Are You Doing Hard Things?

Are you pushing yourself hard enough? Have you been practicing the 12 days of karate? One of the benefits of attending our dojo and most dojos I know about is we teach discipline and respect. Now that you have worked on the challenge and are back at the dojo, do you have a hard thing rule? In the book Grit: The Power of Passion and Perseverance by Angela Duckworth, she describes her hard thing rule (page 241):

  1. Everyone in the family has to do one hard thing, described as requiring daily deliberate practice. Karate would be an example.
  2. You can quit after you finished what you started; in other words, when your sensei yells at you or makes you do pushups is not the time. Ms. Duckworth is looking for natural ending points, like the end of a season and not in the middle of a test.
  3. You get to pick your hard thing.
Blk Belt_01077

A family working on the hard things

We worked with our kids; we ensured that all of them had at least one after school activity in high school each semester. It could have been track, band, or debate or any other after school club. We followed a rule similar to the one outlined in Grit In our case, the activity (hard thing) became karate because our kids chose karate. When they were younger, yes, we signed them up for certain sporting activities and allowed then to quit after the season was over if that is what they wanted. They always had to finish the season or the commitment. As an adult, we find that we still pay attention to this hard thing rule. Is this something you can add to your goals?
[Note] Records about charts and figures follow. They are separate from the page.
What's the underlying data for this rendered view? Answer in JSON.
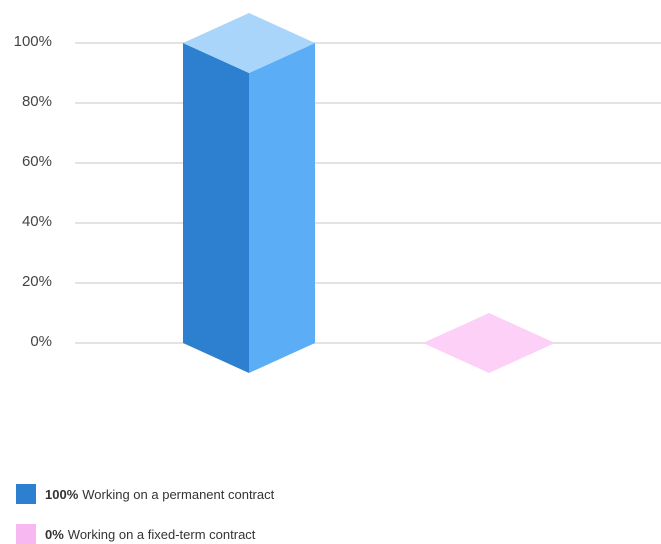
{
  "chart_data": {
    "type": "bar",
    "ylim": [
      0,
      100
    ],
    "yticks": [
      "0%",
      "20%",
      "40%",
      "60%",
      "80%",
      "100%"
    ],
    "grid": true,
    "legend_placement": "bottom-left",
    "series": [
      {
        "value": 100,
        "value_label": "100%",
        "label": "Working on a permanent contract",
        "color_front": "#2d7fd0",
        "color_side": "#5badf5",
        "color_top": "#aad5fb"
      },
      {
        "value": 0,
        "value_label": "0%",
        "label": "Working on a fixed-term contract",
        "color_front": "#f7b7f0",
        "color_side": "#fbc8f5",
        "color_top": "#fcd0f7"
      }
    ]
  }
}
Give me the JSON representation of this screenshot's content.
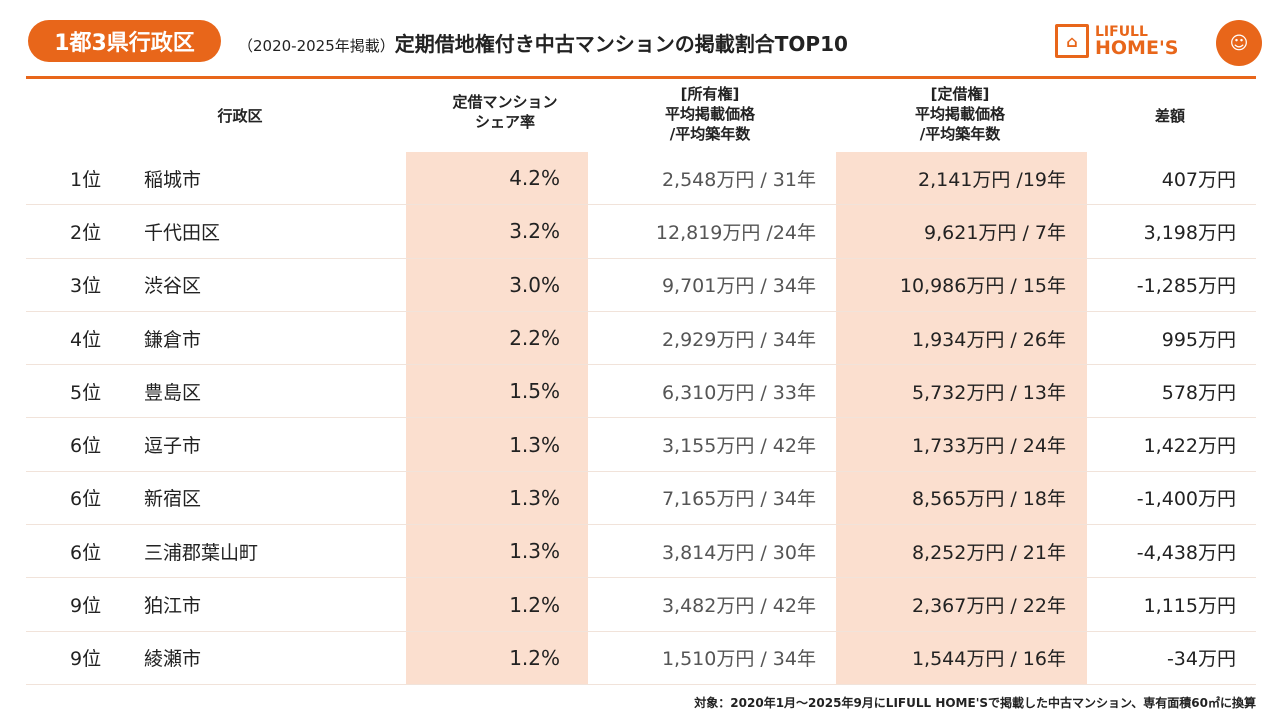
{
  "header": {
    "badge": "1都3県行政区",
    "subtitle": "（2020-2025年掲載）",
    "title": "定期借地権付き中古マンションの掲載割合TOP10",
    "logo_line1": "LIFULL",
    "logo_line2": "HOME'S",
    "accent": "#e8661a",
    "shade": "#fbdfcf"
  },
  "columns": {
    "area": "行政区",
    "share": "定借マンション\nシェア率",
    "own": "[所有権]\n平均掲載価格\n/平均築年数",
    "lease": "[定借権]\n平均掲載価格\n/平均築年数",
    "diff": "差額"
  },
  "rows": [
    {
      "rank": "1位",
      "name": "稲城市",
      "share": "4.2%",
      "own": "2,548万円 / 31年",
      "lease": "2,141万円 /19年",
      "diff": "407万円"
    },
    {
      "rank": "2位",
      "name": "千代田区",
      "share": "3.2%",
      "own": "12,819万円 /24年",
      "lease": "9,621万円 / 7年",
      "diff": "3,198万円"
    },
    {
      "rank": "3位",
      "name": "渋谷区",
      "share": "3.0%",
      "own": "9,701万円 / 34年",
      "lease": "10,986万円 / 15年",
      "diff": "-1,285万円"
    },
    {
      "rank": "4位",
      "name": "鎌倉市",
      "share": "2.2%",
      "own": "2,929万円 / 34年",
      "lease": "1,934万円 / 26年",
      "diff": "995万円"
    },
    {
      "rank": "5位",
      "name": "豊島区",
      "share": "1.5%",
      "own": "6,310万円 / 33年",
      "lease": "5,732万円 / 13年",
      "diff": "578万円"
    },
    {
      "rank": "6位",
      "name": "逗子市",
      "share": "1.3%",
      "own": "3,155万円 / 42年",
      "lease": "1,733万円 / 24年",
      "diff": "1,422万円"
    },
    {
      "rank": "6位",
      "name": "新宿区",
      "share": "1.3%",
      "own": "7,165万円 / 34年",
      "lease": "8,565万円 / 18年",
      "diff": "-1,400万円"
    },
    {
      "rank": "6位",
      "name": "三浦郡葉山町",
      "share": "1.3%",
      "own": "3,814万円 / 30年",
      "lease": "8,252万円 / 21年",
      "diff": "-4,438万円"
    },
    {
      "rank": "9位",
      "name": "狛江市",
      "share": "1.2%",
      "own": "3,482万円 / 42年",
      "lease": "2,367万円 / 22年",
      "diff": "1,115万円"
    },
    {
      "rank": "9位",
      "name": "綾瀬市",
      "share": "1.2%",
      "own": "1,510万円 / 34年",
      "lease": "1,544万円 / 16年",
      "diff": "-34万円"
    }
  ],
  "footnote": "対象：2020年1月～2025年9月にLIFULL HOME'Sで掲載した中古マンション、専有面積60㎡に換算"
}
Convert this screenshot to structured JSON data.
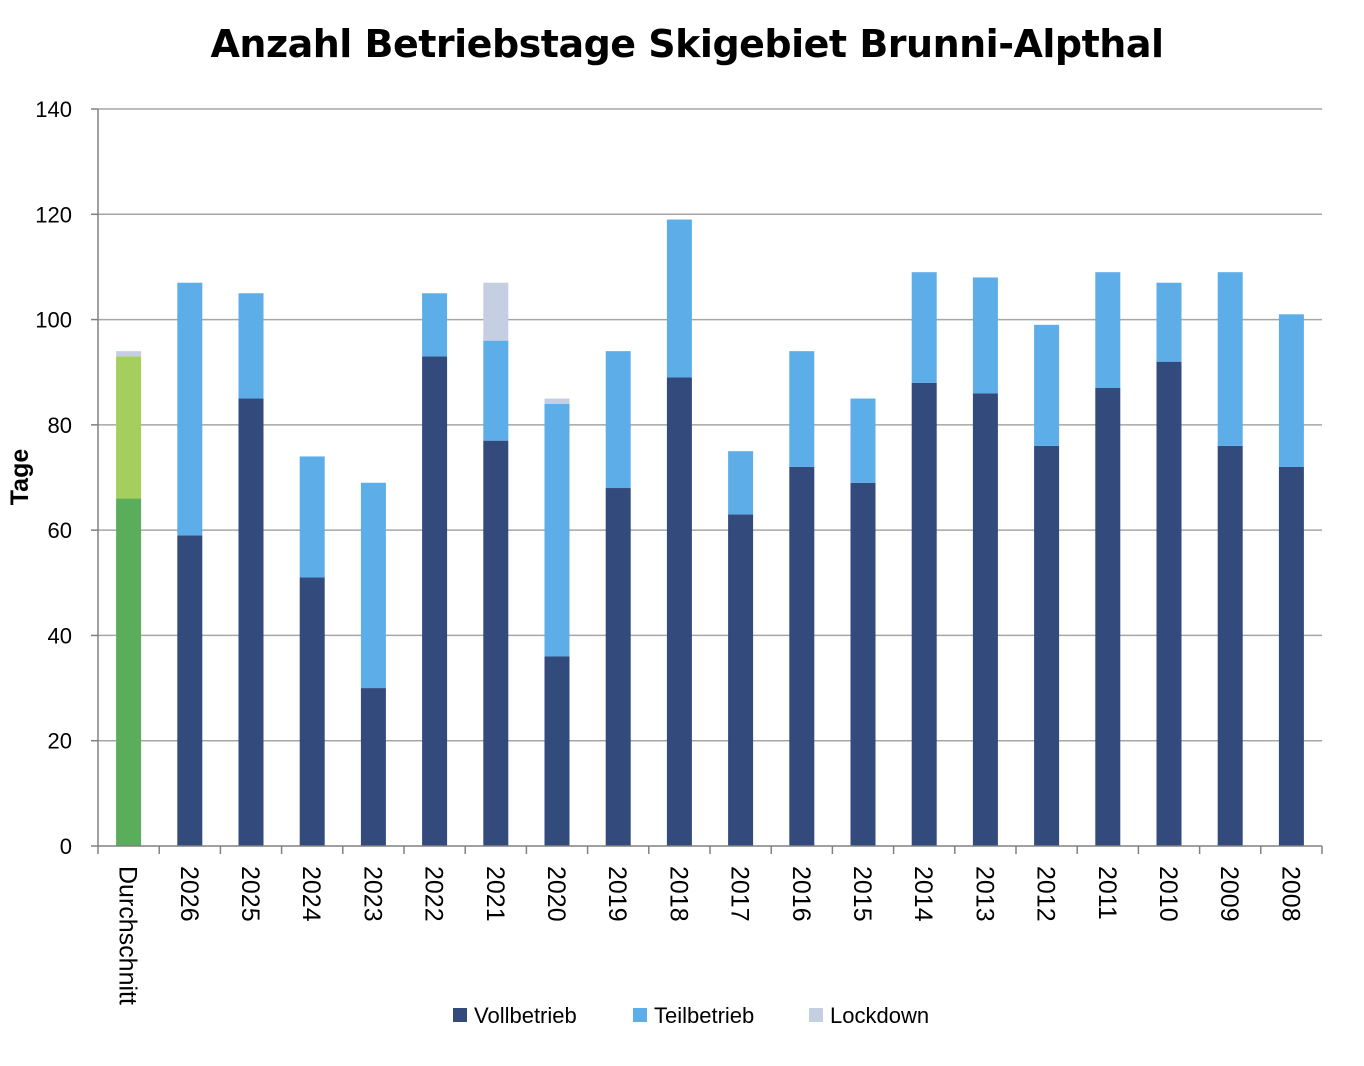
{
  "chart_data": {
    "type": "bar",
    "stacked": true,
    "title": "Anzahl Betriebstage Skigebiet Brunni-Alpthal",
    "ylabel": "Tage",
    "xlabel": "",
    "ylim": [
      0,
      140
    ],
    "yticks": [
      0,
      20,
      40,
      60,
      80,
      100,
      120,
      140
    ],
    "grid": true,
    "legend_position": "bottom",
    "categories": [
      "Durchschnitt",
      "2026",
      "2025",
      "2024",
      "2023",
      "2022",
      "2021",
      "2020",
      "2019",
      "2018",
      "2017",
      "2016",
      "2015",
      "2014",
      "2013",
      "2012",
      "2011",
      "2010",
      "2009",
      "2008"
    ],
    "series": [
      {
        "name": "Vollbetrieb",
        "color": "#324a7c",
        "values": [
          66,
          59,
          85,
          51,
          30,
          93,
          77,
          36,
          68,
          89,
          63,
          72,
          69,
          88,
          86,
          76,
          87,
          92,
          76,
          72
        ]
      },
      {
        "name": "Teilbetrieb",
        "color": "#5dade8",
        "values": [
          27,
          48,
          20,
          23,
          39,
          12,
          19,
          48,
          26,
          30,
          12,
          22,
          16,
          21,
          22,
          23,
          22,
          15,
          33,
          29
        ]
      },
      {
        "name": "Lockdown",
        "color": "#c5cfe2",
        "values": [
          1,
          0,
          0,
          0,
          0,
          0,
          11,
          1,
          0,
          0,
          0,
          0,
          0,
          0,
          0,
          0,
          0,
          0,
          0,
          0
        ]
      }
    ],
    "highlight": {
      "category": "Durchschnitt",
      "colors": [
        "#5aad5a",
        "#a4cf5e",
        "#c5cfe2"
      ]
    }
  }
}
Discipline and high expectations is what we expect for every class. It begins when we arrive at class early and bow when entering the dojo. It continues with bowing to the sensei at the beginning of class and standing in line, no wiggling allowed, by age and belt. We notice when techniques are improperly executed and repeat drills to ensure they are learned properly. Our sensei demands a response from his teaching, and when we give that response we feel part of this select community.

It is easy to just let a class lapse into having fun without a path to follow. Of course, no instructor would want that for their students and no student, after experiencing that environment, would go willingly back to that environment. Think back to your favorite teacher. Mine was my high school physics teacher, and no, I did not study physics in college. He was demanding and expected us to push ourselves. Looking back, he expected more of us than almost any other teacher in the school. The work was not impossible.
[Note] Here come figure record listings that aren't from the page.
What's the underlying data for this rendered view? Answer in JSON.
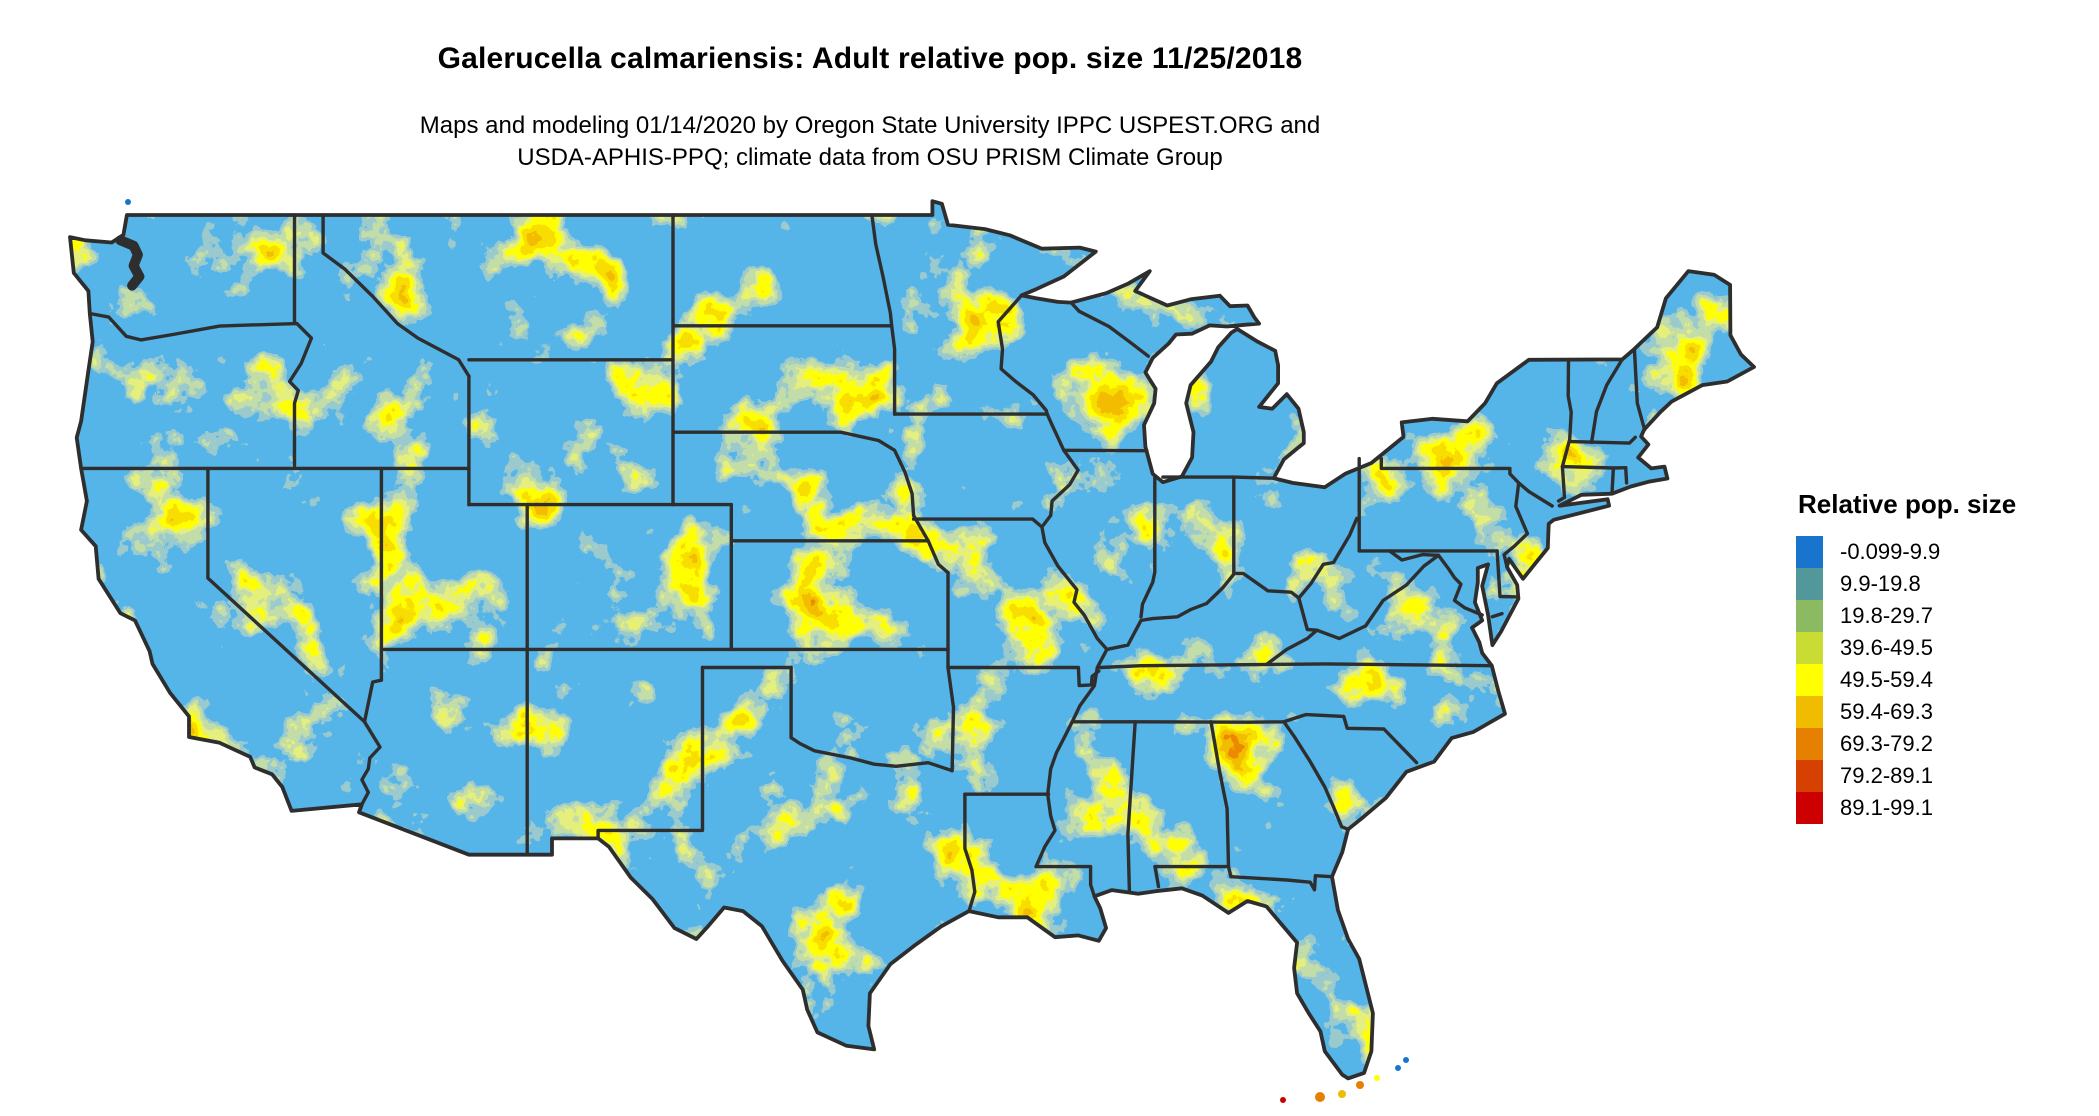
{
  "header": {
    "title": "Galerucella calmariensis: Adult relative pop. size 11/25/2018",
    "subtitle_line1": "Maps and modeling 01/14/2020 by Oregon State University IPPC USPEST.ORG and",
    "subtitle_line2": "USDA-APHIS-PPQ; climate data from OSU PRISM Climate Group"
  },
  "legend": {
    "title": "Relative pop. size",
    "items": [
      {
        "label": "-0.099-9.9",
        "color": "#1874CD"
      },
      {
        "label": "9.9-19.8",
        "color": "#52989B"
      },
      {
        "label": "19.8-29.7",
        "color": "#8BBA63"
      },
      {
        "label": "39.6-49.5",
        "color": "#C8DC34"
      },
      {
        "label": "49.5-59.4",
        "color": "#FFFF00"
      },
      {
        "label": "59.4-69.3",
        "color": "#F0BC00"
      },
      {
        "label": "69.3-79.2",
        "color": "#E68000"
      },
      {
        "label": "79.2-89.1",
        "color": "#D64000"
      },
      {
        "label": "89.1-99.1",
        "color": "#CC0000"
      }
    ]
  },
  "map": {
    "region": "Conterminous United States",
    "projection": "longitude-latitude",
    "background_color": "#FFFFFF",
    "water_color": "#FFFFFF",
    "border_color": "#2E2E2E",
    "dominant_fill": "#1874CD"
  }
}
To progress and grow we need to resist that easy path, the one without discipline and high expectations. Yes, it is more work. If we take the path of most resistance, we will push ourselves out of mediocrity. When we push ourselves out of mediocrity, we find ourselves in the area where we are challenging ourselves to be the best we can be. We want to achieve excellence. When we speak about the black belt test at our dojo, we often speak about endurance. We train for the test because we know that it will be a long test. The elements of the test are known and should be part of our regular practice. It takes a while to build up endurance. It turns out that endurance, or perseverance, is about 90% of the martial arts. Will power (determination or grit) is required to accomplish what is considered impossible by a white belt or other students in karate.

When we are on the path of most resistance, we want to compare ourselves to the people around us.  This is an application of the hard thing rule in action. You may be tempted to say “Compared with the rest of my belt peers, I’m doing great.” Of course you can always say, “(name of your hero) has the same 24 hours that you do.”  The only comparison we should do is with ourselves and not with others. Take a look at what would happen if, for example, if you compared yourself and your skills to your hero, how well would you compare?  No matter who they are, they have the same 24 hours that you do.  The change that is required is with the person we see in the mirror, me included. I need to step up and slowly practice that new kata and work out my mistakes.
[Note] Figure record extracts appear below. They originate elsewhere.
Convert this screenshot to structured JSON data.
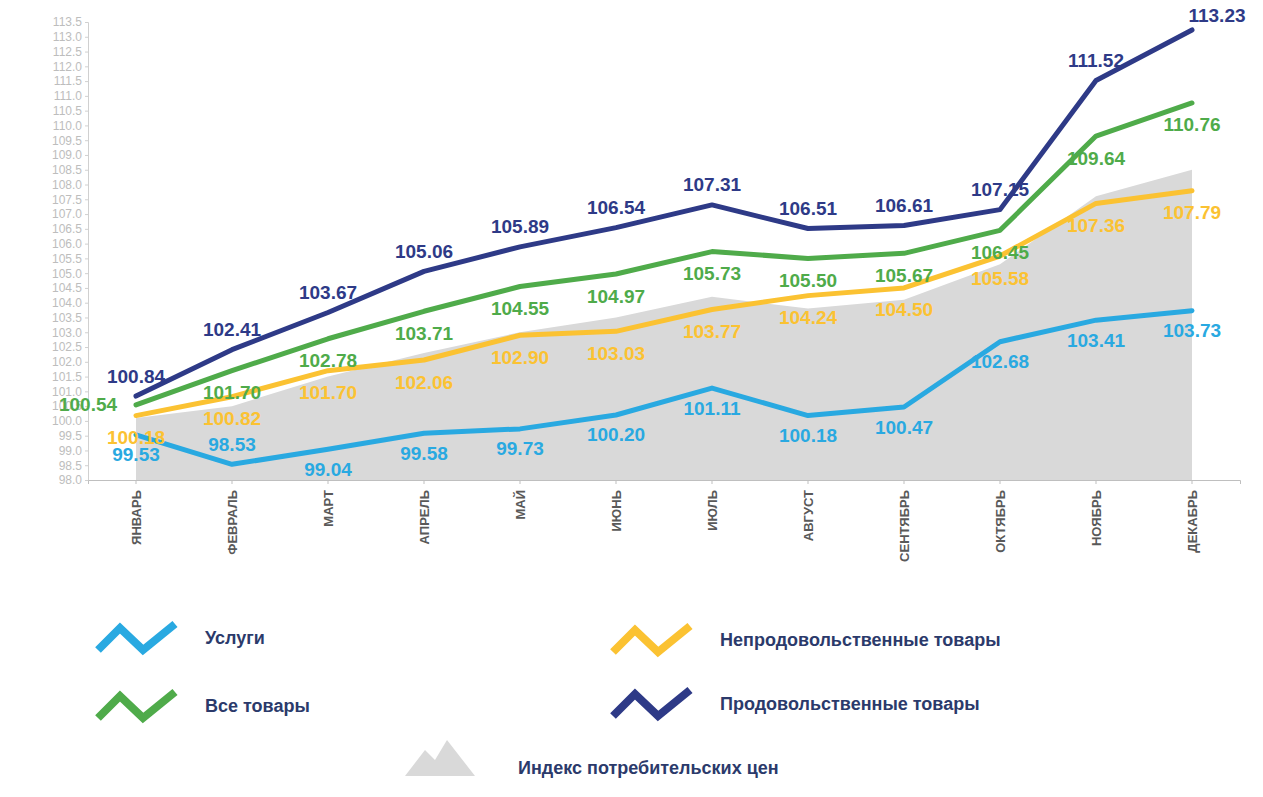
{
  "chart_data": {
    "type": "line",
    "categories": [
      "ЯНВАРЬ",
      "ФЕВРАЛЬ",
      "МАРТ",
      "АПРЕЛЬ",
      "МАЙ",
      "ИЮНЬ",
      "ИЮЛЬ",
      "АВГУСТ",
      "СЕНТЯБРЬ",
      "ОКТЯБРЬ",
      "НОЯБРЬ",
      "ДЕКАБРЬ"
    ],
    "series": [
      {
        "name": "Услуги",
        "color": "#29a9e1",
        "type": "line",
        "values": [
          99.53,
          98.53,
          99.04,
          99.58,
          99.73,
          100.2,
          101.11,
          100.18,
          100.47,
          102.68,
          103.41,
          103.73
        ]
      },
      {
        "name": "Непродовольственные товары",
        "color": "#fbc232",
        "type": "line",
        "values": [
          100.18,
          100.82,
          101.7,
          102.06,
          102.9,
          103.03,
          103.77,
          104.24,
          104.5,
          105.58,
          107.36,
          107.79
        ]
      },
      {
        "name": "Все товары",
        "color": "#4fab4a",
        "type": "line",
        "values": [
          100.54,
          101.7,
          102.78,
          103.71,
          104.55,
          104.97,
          105.73,
          105.5,
          105.67,
          106.45,
          109.64,
          110.76
        ]
      },
      {
        "name": "Продовольственные товары",
        "color": "#2e3a87",
        "type": "line",
        "values": [
          100.84,
          102.41,
          103.67,
          105.06,
          105.89,
          106.54,
          107.31,
          106.51,
          106.61,
          107.15,
          111.52,
          113.23
        ]
      },
      {
        "name": "Индекс потребительских цен",
        "color": "#d9d9d9",
        "type": "area",
        "data_labels": false,
        "values": [
          100.1,
          100.5,
          101.5,
          102.3,
          103.0,
          103.5,
          104.2,
          103.8,
          104.1,
          105.3,
          107.6,
          108.5
        ]
      }
    ],
    "ylim": [
      98,
      113.5
    ],
    "yticks": [
      {
        "value": 98,
        "label": "98.0"
      },
      98.5,
      {
        "value": 99,
        "label": "99.0"
      },
      99.5,
      {
        "value": 100,
        "label": "100.0"
      },
      100.5,
      {
        "value": 101,
        "label": "101.0"
      },
      101.5,
      {
        "value": 102,
        "label": "102.0"
      },
      102.5,
      {
        "value": 103,
        "label": "103.0"
      },
      103.5,
      {
        "value": 104,
        "label": "104.0"
      },
      104.5,
      {
        "value": 105,
        "label": "105.0"
      },
      105.5,
      {
        "value": 106,
        "label": "106.0"
      },
      106.5,
      {
        "value": 107,
        "label": "107.0"
      },
      107.5,
      {
        "value": 108,
        "label": "108.0"
      },
      108.5,
      {
        "value": 109,
        "label": "109.0"
      },
      109.5,
      {
        "value": 110,
        "label": "110.0"
      },
      110.5,
      {
        "value": 111,
        "label": "111.0"
      },
      111.5,
      {
        "value": 112,
        "label": "112.0"
      },
      112.5,
      {
        "value": 113,
        "label": "113.0"
      },
      113.5
    ],
    "grid": false,
    "data_labels": true,
    "legend": "bottom"
  }
}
The person who has “made it” to black belt put in the time and the hard work. They showed respect for the dojo and their sensei. When our sensei goes to teach class, he does not compare himself with other senseis or dojos. He is looking at what the best experience should be and is constantly and consistently improving those things for us. Do you have high expectations of yourself and what you are doing in your karate practice? Does your teacher have high expectations for you and the rest of the class? Are you doing work in your practice that challenges you? The foundation of this teaching is the high expectations and relentless focus on the best teaching for martial arts he can find or invent. Go and sign up for your own hard thing rule.

See you in the dojo soon!

Quiet Place--see the tall trees?

If we take the path of most resistance, we will push ourselves out of mediocrity.